Fortis Investment's assets under management at the end of the second quarter this year stood at around EUR95.6 billion, up from EUR91.7 billion at the end of the first quarter. Its net inflows for the first half of the year were EUR6.4 billion. And it is not just fund-based investments that are drawing in capital. Increasingly, structured products are proving their worth. Take, for example, the capital-protected Fortis B Fix Equity 178 and Fortis B Fix Equity 183 products. These identical structures - the 178 was sold in Belgium and the 183 to Dutch investors - link performance to a basket of 20 underlying shares, capped at 20% of the initial value. The rate of return falls by 2%, subtracted off the 20%, for every share in the basket that rises or falls by more than 20% compared to the start value, so the investor is effectively betting on a continuation of the recent trend of flat equity market volatility for the lifetime of the structure (the start date is august 2005, with maturity set for January 2007).
In the first month that these products were on sale, Fortis managed to shift around EUR100 million of the Belgian version and around EUR80 million of the Dutch product, without the use of an extensive promotional campaign. Indeed, it seems the products sold on the basis of word-of-mouth recommendations.
"We launched this during the summer campaign of another product, called Summer Heat, which we promoted heavily," Stoop says. "That product sold very well because there was a campaign and a lot of promotion. You could see the product at the bus stop, and on the subways. There were advertisements everywhere. It was even television. But these products sold very well when we didn't promote them."
Two versions of the Summer Heat product were developed. One pays regular coupons based on the performance of an underlying basket of shares, while the other saves the coupons and pays the sum of them at maturity.
In the first two years the first product pays a fixed coupon of 5%. In each of the remaining six years the coupon is between 0% and 10%, calculated as the average performance of the 20 stocks, with every stock that shows a positive performance compared to the start automatically replaced by a 10% mark-up, and every stock that ends the year in negative territory taken at its market value. It means the investor cashes in if equity markets are just slightly positive in the future, with a small amount of volatility.
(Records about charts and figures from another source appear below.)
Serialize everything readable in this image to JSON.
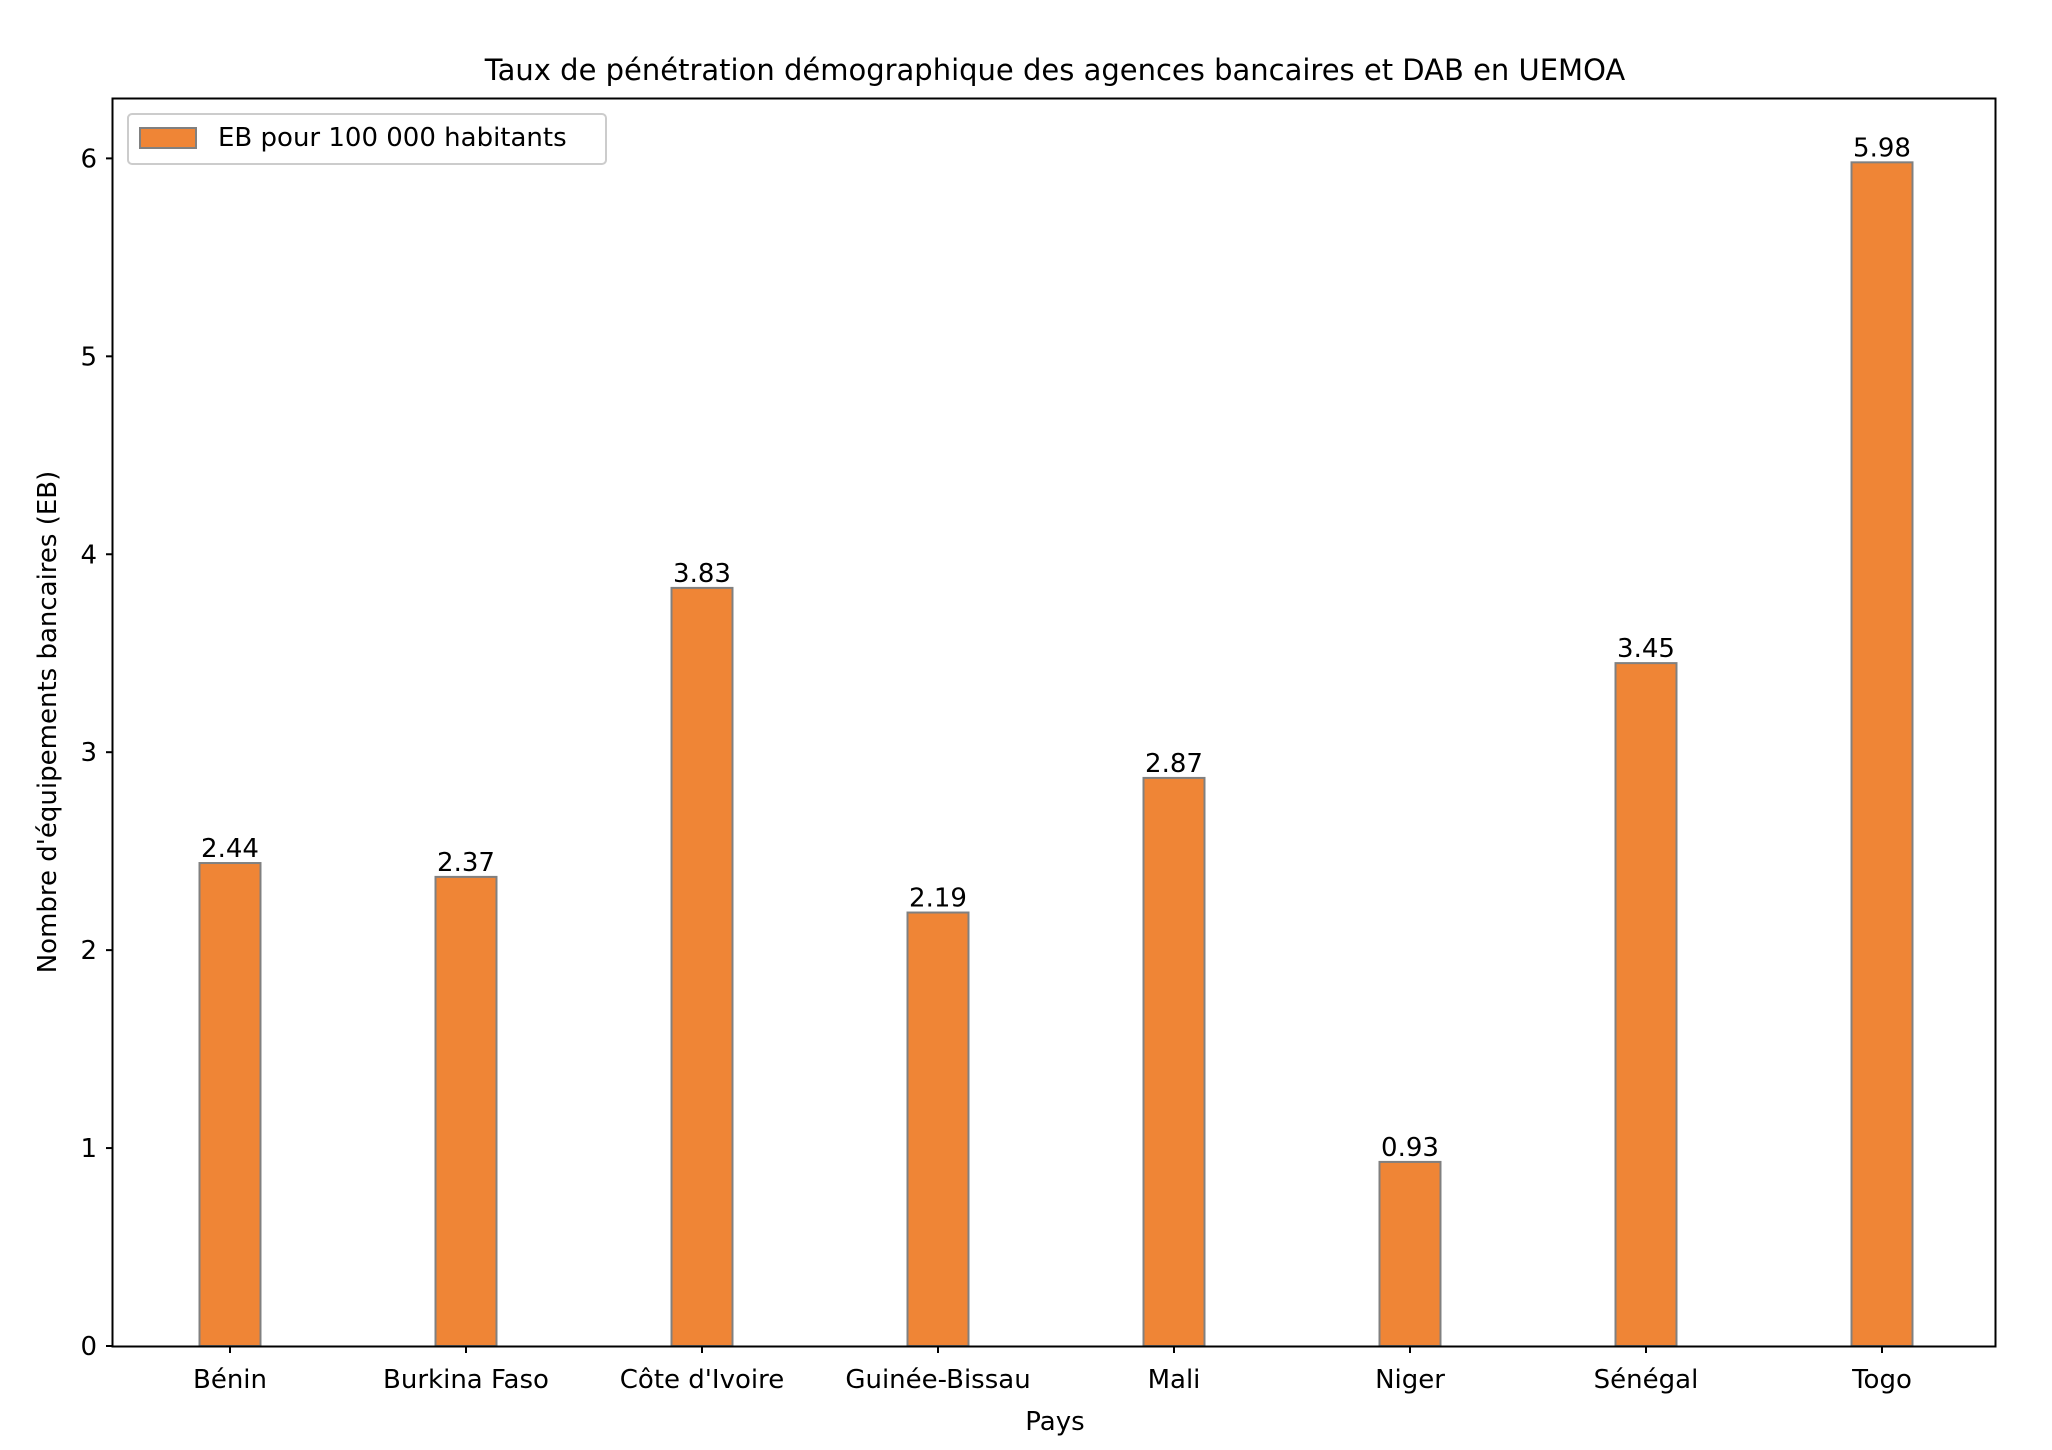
{
  "chart_data": {
    "type": "bar",
    "title": "Taux de pénétration démographique des agences bancaires et DAB en UEMOA",
    "xlabel": "Pays",
    "ylabel": "Nombre d'équipements bancaires (EB)",
    "categories": [
      "Bénin",
      "Burkina Faso",
      "Côte d'Ivoire",
      "Guinée-Bissau",
      "Mali",
      "Niger",
      "Sénégal",
      "Togo"
    ],
    "series": [
      {
        "name": "EB pour 100 000 habitants",
        "values": [
          2.44,
          2.37,
          3.83,
          2.19,
          2.87,
          0.93,
          3.45,
          5.98
        ],
        "labels": [
          "2.44",
          "2.37",
          "3.83",
          "2.19",
          "2.87",
          "0.93",
          "3.45",
          "5.98"
        ],
        "color": "#ef8536",
        "edge_color": "#808080"
      }
    ],
    "ylim": [
      0,
      6.3
    ],
    "yticks": [
      "0",
      "1",
      "2",
      "3",
      "4",
      "5",
      "6"
    ],
    "grid": false,
    "legend": "top-left"
  }
}
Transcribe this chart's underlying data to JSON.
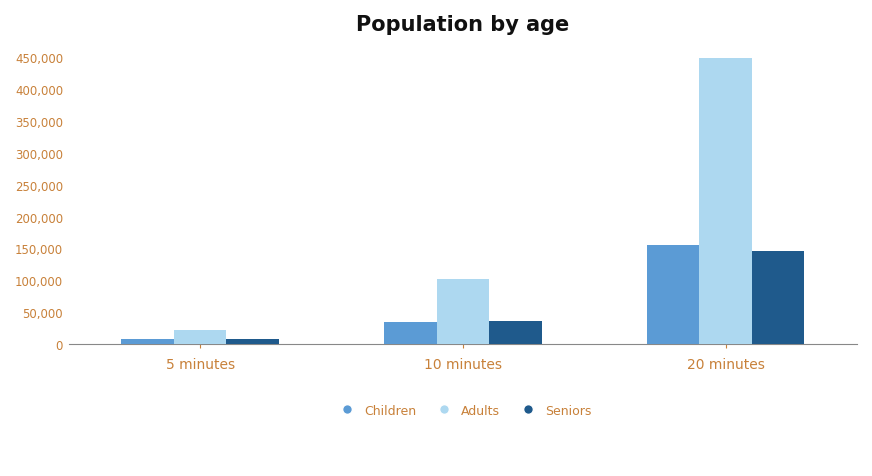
{
  "title": "Population by age",
  "categories": [
    "5 minutes",
    "10 minutes",
    "20 minutes"
  ],
  "series": [
    {
      "name": "Children",
      "values": [
        9000,
        35000,
        155000
      ],
      "color": "#5b9bd5"
    },
    {
      "name": "Adults",
      "values": [
        22000,
        103000,
        448000
      ],
      "color": "#add8f0"
    },
    {
      "name": "Seniors",
      "values": [
        8000,
        37000,
        146000
      ],
      "color": "#1f5a8c"
    }
  ],
  "ylim": [
    0,
    470000
  ],
  "yticks": [
    0,
    50000,
    100000,
    150000,
    200000,
    250000,
    300000,
    350000,
    400000,
    450000
  ],
  "bar_width": 0.2,
  "background_color": "#ffffff",
  "title_fontsize": 15,
  "tick_fontsize": 8.5,
  "legend_fontsize": 9,
  "ytick_color": "#c8813a",
  "xtick_color": "#c8813a"
}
The other product has a similar payoff function but the coupons are all paid at maturity. Summer Heat was launched in July and sold around EUR300 million that month. It was relaunched in August and sold another EUR300 million. In September the product sold EUR125 million, and it continues to be one of Fortis' biggest-selling structures. "I think the market is quite convinced that Fortis Investments has done a good job in recent years," Stoop says. "For the moment, we are putting our own stamp on the market."
WHY FORTIS INVESTMENTS WON
Word-of-mouth recommendations in Belgium and The Netherlands have produced some healthy sales for Fortis Investments, which has evolved from being a market follower to a trendsetter.